Bishop reaches up to brush a big branch out of our way, but his hand pauses in the air.

“Move it.” I give him a little shove. “There’s no time to waste!”

He doesn’t respond. Doesn’t move an inch.

“Bishop!” I hiss. It’s too dark to tell for sure, but it looks as if his face has taken on a bluish-white sheen. A quiet
crack
and
pop
comes off his skin.

I have just enough time to register that something Very Bad has happened before a chill races through me, as if my veins were made of ice. I can feel my blood suck into my core as icicles spread over my skin and frost mists off my body. My teeth chatter involuntarily before my jaw locks and even chattering becomes impossible.

We’re frozen. Someone has frozen us.

I try to scream, but with my jaw locked, all that comes out is a zombielike moan.

Zeke passes in front of me.

“We hate the Chief, but we
really
hate Los Demonios,” she says. “Sorry to go back on our word, but we can’t let you ruin our only chance of getting out of this place.”

The truth hits me.

“You traitor!” I growl, but it’s hardly effective when it comes out just a mumble of gibberish.

I want to lunge at her and rip that stupid eighties Mohawk right off her head, but I can’t move. Despite my frustration, my heartbeat slows and my breath turns shallow. It’s like my body is shutting down.

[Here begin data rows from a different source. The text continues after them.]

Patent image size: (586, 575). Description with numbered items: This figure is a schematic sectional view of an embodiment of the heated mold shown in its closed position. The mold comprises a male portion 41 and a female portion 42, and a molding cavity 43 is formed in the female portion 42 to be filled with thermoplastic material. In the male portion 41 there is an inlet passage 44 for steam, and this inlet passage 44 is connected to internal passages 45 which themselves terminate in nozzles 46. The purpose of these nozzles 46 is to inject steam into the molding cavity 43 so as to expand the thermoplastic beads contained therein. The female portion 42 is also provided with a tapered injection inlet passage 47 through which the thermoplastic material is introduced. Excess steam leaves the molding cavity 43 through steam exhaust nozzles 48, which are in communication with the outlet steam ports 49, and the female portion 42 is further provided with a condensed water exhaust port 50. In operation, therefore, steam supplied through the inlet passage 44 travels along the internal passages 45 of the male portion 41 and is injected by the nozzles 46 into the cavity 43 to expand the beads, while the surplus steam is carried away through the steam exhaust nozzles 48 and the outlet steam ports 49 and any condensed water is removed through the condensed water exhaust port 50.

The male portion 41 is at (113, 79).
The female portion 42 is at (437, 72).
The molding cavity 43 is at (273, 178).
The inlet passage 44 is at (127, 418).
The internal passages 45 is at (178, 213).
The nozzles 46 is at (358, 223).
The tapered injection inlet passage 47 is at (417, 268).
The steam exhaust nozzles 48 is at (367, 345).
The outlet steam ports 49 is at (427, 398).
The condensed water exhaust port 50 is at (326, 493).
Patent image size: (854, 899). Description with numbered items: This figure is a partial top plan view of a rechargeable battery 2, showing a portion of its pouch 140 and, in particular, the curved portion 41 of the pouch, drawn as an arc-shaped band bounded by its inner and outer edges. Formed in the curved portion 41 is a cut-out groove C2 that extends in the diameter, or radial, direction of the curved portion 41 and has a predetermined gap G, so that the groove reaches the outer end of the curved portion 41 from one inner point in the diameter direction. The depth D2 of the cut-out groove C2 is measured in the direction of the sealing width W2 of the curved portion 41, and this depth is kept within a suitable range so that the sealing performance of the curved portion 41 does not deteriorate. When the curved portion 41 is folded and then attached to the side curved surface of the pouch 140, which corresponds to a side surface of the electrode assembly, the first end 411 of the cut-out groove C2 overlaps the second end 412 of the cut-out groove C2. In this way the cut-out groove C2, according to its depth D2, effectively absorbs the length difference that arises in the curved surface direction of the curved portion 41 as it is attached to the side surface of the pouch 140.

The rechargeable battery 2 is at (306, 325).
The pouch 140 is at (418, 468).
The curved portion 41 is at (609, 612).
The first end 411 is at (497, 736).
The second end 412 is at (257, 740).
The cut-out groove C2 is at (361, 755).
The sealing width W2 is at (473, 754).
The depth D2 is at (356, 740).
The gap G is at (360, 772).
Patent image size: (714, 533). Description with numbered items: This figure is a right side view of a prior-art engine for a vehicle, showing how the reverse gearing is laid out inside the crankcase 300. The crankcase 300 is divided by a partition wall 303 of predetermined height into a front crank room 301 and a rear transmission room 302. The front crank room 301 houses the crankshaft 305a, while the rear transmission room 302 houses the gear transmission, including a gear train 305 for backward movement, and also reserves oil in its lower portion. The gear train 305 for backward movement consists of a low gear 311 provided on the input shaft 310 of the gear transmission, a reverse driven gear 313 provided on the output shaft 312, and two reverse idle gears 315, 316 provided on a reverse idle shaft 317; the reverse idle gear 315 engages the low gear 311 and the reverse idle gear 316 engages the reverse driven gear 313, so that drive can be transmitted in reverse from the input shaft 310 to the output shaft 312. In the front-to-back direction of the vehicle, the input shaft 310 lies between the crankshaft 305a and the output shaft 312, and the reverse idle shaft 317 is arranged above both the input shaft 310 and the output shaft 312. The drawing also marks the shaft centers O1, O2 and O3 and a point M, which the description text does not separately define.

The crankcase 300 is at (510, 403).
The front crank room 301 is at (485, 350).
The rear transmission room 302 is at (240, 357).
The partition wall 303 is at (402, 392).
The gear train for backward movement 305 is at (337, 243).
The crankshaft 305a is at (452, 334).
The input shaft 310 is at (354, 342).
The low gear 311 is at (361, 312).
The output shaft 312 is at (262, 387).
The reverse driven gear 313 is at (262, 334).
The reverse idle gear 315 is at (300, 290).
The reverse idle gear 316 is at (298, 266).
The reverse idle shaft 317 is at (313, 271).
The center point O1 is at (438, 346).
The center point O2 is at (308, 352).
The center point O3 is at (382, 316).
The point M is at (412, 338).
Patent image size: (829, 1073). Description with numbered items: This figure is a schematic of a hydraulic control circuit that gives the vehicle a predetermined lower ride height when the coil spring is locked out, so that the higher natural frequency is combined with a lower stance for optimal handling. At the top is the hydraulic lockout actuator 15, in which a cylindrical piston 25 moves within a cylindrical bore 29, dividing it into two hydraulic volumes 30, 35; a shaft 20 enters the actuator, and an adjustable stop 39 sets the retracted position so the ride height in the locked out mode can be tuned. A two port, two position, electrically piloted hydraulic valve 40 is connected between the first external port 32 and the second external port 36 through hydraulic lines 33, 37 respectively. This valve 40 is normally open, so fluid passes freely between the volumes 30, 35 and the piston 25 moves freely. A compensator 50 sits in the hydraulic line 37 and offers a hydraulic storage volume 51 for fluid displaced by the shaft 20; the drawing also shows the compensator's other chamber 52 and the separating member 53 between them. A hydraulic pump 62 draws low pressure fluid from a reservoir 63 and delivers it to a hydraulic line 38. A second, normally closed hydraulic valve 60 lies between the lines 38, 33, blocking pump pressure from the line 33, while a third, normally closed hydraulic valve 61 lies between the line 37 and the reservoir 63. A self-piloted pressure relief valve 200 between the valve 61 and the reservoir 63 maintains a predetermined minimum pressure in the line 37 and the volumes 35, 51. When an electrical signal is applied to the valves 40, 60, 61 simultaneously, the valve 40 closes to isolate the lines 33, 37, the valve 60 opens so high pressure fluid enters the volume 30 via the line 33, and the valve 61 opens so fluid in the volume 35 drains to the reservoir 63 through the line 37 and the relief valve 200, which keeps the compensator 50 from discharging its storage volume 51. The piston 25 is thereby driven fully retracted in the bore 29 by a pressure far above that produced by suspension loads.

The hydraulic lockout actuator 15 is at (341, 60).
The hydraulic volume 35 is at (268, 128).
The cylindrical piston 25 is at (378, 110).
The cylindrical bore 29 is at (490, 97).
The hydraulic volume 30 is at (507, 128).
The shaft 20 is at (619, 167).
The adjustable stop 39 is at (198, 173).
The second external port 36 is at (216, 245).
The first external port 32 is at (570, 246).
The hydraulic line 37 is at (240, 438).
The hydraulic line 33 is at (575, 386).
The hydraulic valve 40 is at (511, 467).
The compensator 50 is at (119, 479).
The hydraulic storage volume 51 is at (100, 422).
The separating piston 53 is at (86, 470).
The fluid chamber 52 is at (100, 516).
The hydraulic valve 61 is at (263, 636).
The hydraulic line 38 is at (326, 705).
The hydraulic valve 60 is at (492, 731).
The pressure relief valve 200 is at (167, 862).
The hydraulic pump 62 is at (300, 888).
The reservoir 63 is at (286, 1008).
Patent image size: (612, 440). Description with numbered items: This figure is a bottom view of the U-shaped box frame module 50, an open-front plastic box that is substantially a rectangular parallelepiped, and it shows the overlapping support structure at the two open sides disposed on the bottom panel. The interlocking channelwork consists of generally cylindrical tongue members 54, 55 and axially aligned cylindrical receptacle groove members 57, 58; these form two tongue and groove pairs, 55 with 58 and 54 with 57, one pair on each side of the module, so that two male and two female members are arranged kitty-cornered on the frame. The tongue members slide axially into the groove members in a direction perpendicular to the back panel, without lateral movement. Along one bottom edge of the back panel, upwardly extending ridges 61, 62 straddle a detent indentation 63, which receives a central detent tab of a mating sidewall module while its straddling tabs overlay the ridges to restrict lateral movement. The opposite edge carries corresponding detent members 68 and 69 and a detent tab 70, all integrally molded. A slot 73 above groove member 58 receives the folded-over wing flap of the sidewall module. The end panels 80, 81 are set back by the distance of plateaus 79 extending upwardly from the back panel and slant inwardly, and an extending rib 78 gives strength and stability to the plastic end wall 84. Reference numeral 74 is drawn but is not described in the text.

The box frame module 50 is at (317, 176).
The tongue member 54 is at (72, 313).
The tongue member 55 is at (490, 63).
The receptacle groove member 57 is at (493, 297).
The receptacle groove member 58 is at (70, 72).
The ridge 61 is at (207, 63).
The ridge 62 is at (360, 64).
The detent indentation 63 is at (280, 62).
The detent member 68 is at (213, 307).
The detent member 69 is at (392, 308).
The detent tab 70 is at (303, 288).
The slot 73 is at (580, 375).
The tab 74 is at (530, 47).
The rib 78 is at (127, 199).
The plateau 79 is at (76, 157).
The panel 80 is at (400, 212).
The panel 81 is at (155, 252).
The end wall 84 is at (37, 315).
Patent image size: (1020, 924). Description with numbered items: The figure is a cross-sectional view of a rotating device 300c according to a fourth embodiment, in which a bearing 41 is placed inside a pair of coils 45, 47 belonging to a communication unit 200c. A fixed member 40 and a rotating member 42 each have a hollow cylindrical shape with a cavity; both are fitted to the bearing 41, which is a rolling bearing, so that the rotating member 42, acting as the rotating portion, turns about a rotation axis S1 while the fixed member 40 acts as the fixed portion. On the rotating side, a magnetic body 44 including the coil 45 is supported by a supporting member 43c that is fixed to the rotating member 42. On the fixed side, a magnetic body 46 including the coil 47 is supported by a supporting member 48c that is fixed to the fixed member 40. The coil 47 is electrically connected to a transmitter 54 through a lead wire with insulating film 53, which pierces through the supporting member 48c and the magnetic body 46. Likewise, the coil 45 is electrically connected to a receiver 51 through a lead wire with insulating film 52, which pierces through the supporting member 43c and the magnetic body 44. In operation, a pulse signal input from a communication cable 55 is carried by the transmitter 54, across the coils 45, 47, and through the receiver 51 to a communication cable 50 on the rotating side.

The rebels chortle quietly as they move around in front of us. I spot Sporty. She gives me a pouty face as she passes.

“Don’t worry,” she says, walking backward. “You’ll thaw in a couple of hours. Hopefully, you’re still alive by then.” She winks at me, then turns on her heel to watch the ceremony with the rest of the rebels.

Pixie passes me. I try to catch her eye, but she refuses to look at me. Eminem pulls my knife and dagger out of their sheaths. He grins at me. “Thanks. These might come in handy.”

The rest don’t give us even a second glance. They hunker down just yards away, watching the ceremony with scary intensity.

Why did we for a second think we could trust prison inmates to be good on their word?

The chanting resumes. My heart beats weakly in rhythm with the slow drumbeat.

Oh God. We’re going to be forced to watch the ceremony—forced to watch Paige and the other teens die—and there won’t be a single thing we can do about it. I let out a frustrated groan. I try to look at Bishop, but the muscles behind my eyes are too sluggish to respond to my mental command and eventually I give up. I summon my magic with every ounce of concentration in me, but there isn’t a stitch of warmth in my body.

This must be what it feels like when you’re awake during surgery
, I think. Completely alert and aware, yet unable to move a muscle.